10. Pouter Pigeons (Columba livia)
Pouter pigeons are a large group of different ornamental pigeons, all of which have one thing in common - an extremely large, inflatable crop that makes their chest area appear extremely large compared to their body. Pouter pigeons are a fairly recent breed, but they are widely cherished among breeders for their unique and unusual appearance.
11. Ice Pigeon (Columba livia)
Known for their one-of-a-kind color, ice pigeons, too, are domestic fancy pigeons. The breed was developed in south Germany and Poland. One of the most famous owners of an ice pigeon was Charles Darwin, who mentioned the beautiful bird in 1846 as an example of the possible color patterns that can be achieved through cross-breeding.
12. Pied Imperial Pigeon (Ducula bicolor)

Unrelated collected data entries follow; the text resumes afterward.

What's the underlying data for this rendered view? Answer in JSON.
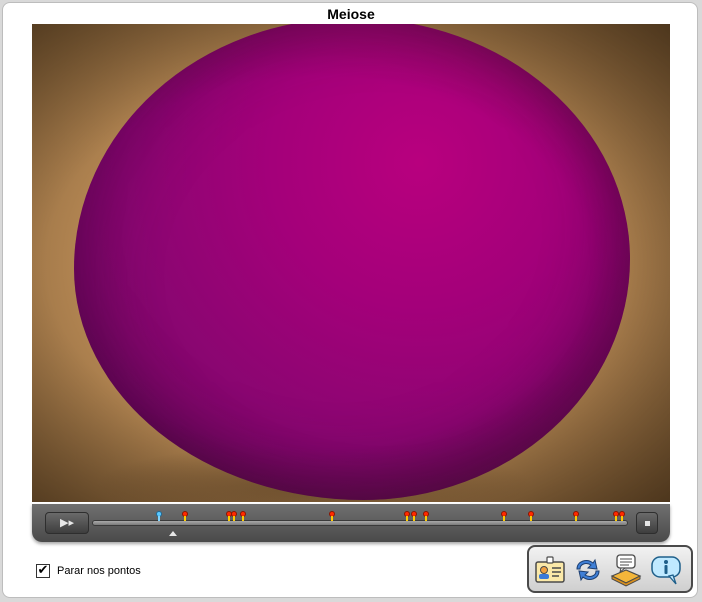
{
  "window": {
    "title": "Meiose"
  },
  "player": {
    "play_label": "▶▸",
    "stop_label": "■",
    "markers": [
      {
        "id": "m1",
        "state": "current"
      },
      {
        "id": "m2",
        "state": "normal"
      },
      {
        "id": "m3",
        "state": "normal"
      },
      {
        "id": "m4",
        "state": "normal"
      },
      {
        "id": "m5",
        "state": "normal"
      },
      {
        "id": "m6",
        "state": "normal"
      },
      {
        "id": "m7",
        "state": "normal"
      },
      {
        "id": "m8",
        "state": "normal"
      },
      {
        "id": "m9",
        "state": "normal"
      },
      {
        "id": "m10",
        "state": "normal"
      },
      {
        "id": "m11",
        "state": "normal"
      },
      {
        "id": "m12",
        "state": "normal"
      },
      {
        "id": "m13",
        "state": "normal"
      },
      {
        "id": "m14",
        "state": "normal"
      }
    ]
  },
  "options": {
    "stop_at_points_label": "Parar nos pontos",
    "stop_at_points_checked": "✔"
  },
  "toolbar": {
    "icons": [
      "id-card-icon",
      "refresh-arrows-icon",
      "book-comment-icon",
      "info-bubble-icon"
    ]
  },
  "colors": {
    "cell": "#a4007a",
    "background": "#c99a62",
    "marker": "#ff2a00",
    "current_marker": "#5ac8ff"
  }
}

This large bird from Southeast Asia is the Pied imperial pigeon, a group of species that inhabit different habitats from Myanmar and Thailand to Indonesia, the Philippines, and even some regions in New Guinea. The most prominent characteristic of this bird is its piebald coloring - a genetic feature where some areas of the animal's body are pigmented, whereas the rest are not, and so they are white.

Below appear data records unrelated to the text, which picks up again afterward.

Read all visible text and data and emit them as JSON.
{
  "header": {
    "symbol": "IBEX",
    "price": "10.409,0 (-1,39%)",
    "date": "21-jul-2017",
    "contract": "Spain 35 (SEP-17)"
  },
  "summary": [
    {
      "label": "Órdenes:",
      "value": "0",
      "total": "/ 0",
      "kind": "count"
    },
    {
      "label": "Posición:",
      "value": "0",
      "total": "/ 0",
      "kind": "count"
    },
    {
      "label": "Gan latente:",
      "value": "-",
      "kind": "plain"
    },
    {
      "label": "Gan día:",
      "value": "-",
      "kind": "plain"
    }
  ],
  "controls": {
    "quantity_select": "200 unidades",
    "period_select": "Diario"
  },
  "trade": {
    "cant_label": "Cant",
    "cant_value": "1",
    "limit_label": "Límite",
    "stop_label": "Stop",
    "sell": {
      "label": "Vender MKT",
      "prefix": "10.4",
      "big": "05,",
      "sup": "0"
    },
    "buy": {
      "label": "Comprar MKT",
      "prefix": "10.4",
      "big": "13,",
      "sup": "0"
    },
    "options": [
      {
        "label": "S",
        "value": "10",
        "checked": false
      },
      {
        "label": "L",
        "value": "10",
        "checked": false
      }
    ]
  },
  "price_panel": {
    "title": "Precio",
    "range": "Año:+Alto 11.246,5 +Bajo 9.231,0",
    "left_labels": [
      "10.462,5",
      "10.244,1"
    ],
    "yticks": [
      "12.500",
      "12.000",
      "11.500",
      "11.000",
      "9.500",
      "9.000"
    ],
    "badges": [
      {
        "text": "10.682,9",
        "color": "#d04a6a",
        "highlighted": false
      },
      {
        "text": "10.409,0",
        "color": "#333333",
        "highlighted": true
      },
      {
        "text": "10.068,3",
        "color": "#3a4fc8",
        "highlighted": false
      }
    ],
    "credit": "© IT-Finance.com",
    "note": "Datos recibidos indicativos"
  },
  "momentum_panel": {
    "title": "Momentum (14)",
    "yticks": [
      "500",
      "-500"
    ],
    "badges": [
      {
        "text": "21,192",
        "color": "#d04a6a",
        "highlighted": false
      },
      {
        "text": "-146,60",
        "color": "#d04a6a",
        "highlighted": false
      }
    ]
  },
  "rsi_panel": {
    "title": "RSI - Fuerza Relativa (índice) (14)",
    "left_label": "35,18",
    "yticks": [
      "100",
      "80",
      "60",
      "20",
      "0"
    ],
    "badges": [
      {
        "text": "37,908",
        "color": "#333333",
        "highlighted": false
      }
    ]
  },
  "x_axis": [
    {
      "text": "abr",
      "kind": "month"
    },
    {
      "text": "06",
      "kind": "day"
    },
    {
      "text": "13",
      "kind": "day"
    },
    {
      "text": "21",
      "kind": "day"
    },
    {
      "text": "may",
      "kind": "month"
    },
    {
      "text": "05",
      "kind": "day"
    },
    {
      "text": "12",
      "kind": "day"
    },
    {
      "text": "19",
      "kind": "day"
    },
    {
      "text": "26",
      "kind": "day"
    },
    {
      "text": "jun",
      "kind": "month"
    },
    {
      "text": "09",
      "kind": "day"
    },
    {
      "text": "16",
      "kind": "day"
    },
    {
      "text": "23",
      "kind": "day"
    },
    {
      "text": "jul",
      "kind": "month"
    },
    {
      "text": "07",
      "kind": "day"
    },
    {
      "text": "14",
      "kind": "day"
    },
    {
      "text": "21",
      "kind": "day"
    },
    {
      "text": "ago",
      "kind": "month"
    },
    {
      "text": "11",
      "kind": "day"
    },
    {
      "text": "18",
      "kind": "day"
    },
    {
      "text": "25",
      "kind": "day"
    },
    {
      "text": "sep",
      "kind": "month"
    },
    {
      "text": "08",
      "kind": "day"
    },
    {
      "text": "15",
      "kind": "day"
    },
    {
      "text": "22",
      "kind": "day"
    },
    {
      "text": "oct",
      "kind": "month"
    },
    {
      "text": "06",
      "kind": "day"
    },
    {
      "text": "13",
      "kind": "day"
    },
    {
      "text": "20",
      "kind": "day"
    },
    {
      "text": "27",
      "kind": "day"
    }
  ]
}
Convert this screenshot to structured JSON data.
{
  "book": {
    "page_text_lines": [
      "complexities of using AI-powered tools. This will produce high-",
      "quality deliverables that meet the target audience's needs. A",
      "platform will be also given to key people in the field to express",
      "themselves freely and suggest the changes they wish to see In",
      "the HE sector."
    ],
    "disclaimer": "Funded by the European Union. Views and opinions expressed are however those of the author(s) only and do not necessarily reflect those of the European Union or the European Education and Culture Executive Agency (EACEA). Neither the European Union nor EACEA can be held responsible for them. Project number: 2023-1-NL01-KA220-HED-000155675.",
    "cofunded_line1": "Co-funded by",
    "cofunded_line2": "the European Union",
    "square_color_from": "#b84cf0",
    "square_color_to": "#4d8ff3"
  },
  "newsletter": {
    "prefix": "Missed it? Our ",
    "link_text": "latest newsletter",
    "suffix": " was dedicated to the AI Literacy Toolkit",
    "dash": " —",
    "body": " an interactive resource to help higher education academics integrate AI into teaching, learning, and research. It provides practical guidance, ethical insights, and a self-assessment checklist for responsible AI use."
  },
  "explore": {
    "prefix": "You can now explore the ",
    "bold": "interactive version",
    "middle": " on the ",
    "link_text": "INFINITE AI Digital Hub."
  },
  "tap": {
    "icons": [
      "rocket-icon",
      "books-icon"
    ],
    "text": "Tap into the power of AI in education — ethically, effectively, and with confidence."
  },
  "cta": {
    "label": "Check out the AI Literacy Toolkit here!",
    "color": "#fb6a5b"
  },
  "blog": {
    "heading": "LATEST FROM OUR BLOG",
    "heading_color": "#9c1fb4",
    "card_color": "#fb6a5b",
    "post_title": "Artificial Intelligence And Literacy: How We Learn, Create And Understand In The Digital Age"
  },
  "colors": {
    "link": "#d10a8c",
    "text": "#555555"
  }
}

13. Frillback Pigeons (Columba livia)
This domesticated pigeon breed is likewise very unique, as the top feathers on their wings are naturally curly. In some varieties, like the yellow frillback you can see above, even their muffs are frilled. Frillbacks come in different color variants and they are extremely popular among breeders. Their calm and docile demeanor also makes them a popular pet pigeon breed.
14. The Jacobin Pigeon (Columba livia)
Of all the domesticated pigeon breeds, the Jacobin Pigeon surely possesses a regal appearance. Though the breed was developed in Asia, the name of the magnificent bird comes from the resemblance of the soft feathers and hood around their heads to the garments of Jacobin monks. Needless to say, these aristocratic birds have been extremely popular among breeders throughout history, with both Charles Darwin and Queen Victoria owning a collection of these pigeons.
15. Rose-Crowned Fruit Dove (Ptilinopus regina)
The last but definitely not the least mention on our list belongs to the Rose-crowned fruit dove, also known as the pink-capped fruit dove. This rainbow-colored bird is native to Australia and Indonesia, where it's quite common. This species feeds on mainly fruit and other plants. Interestingly, Rose-crowned fruit doves are born completely green, and their vibrant plumage and characteristic pink cap are acquired as they grow up.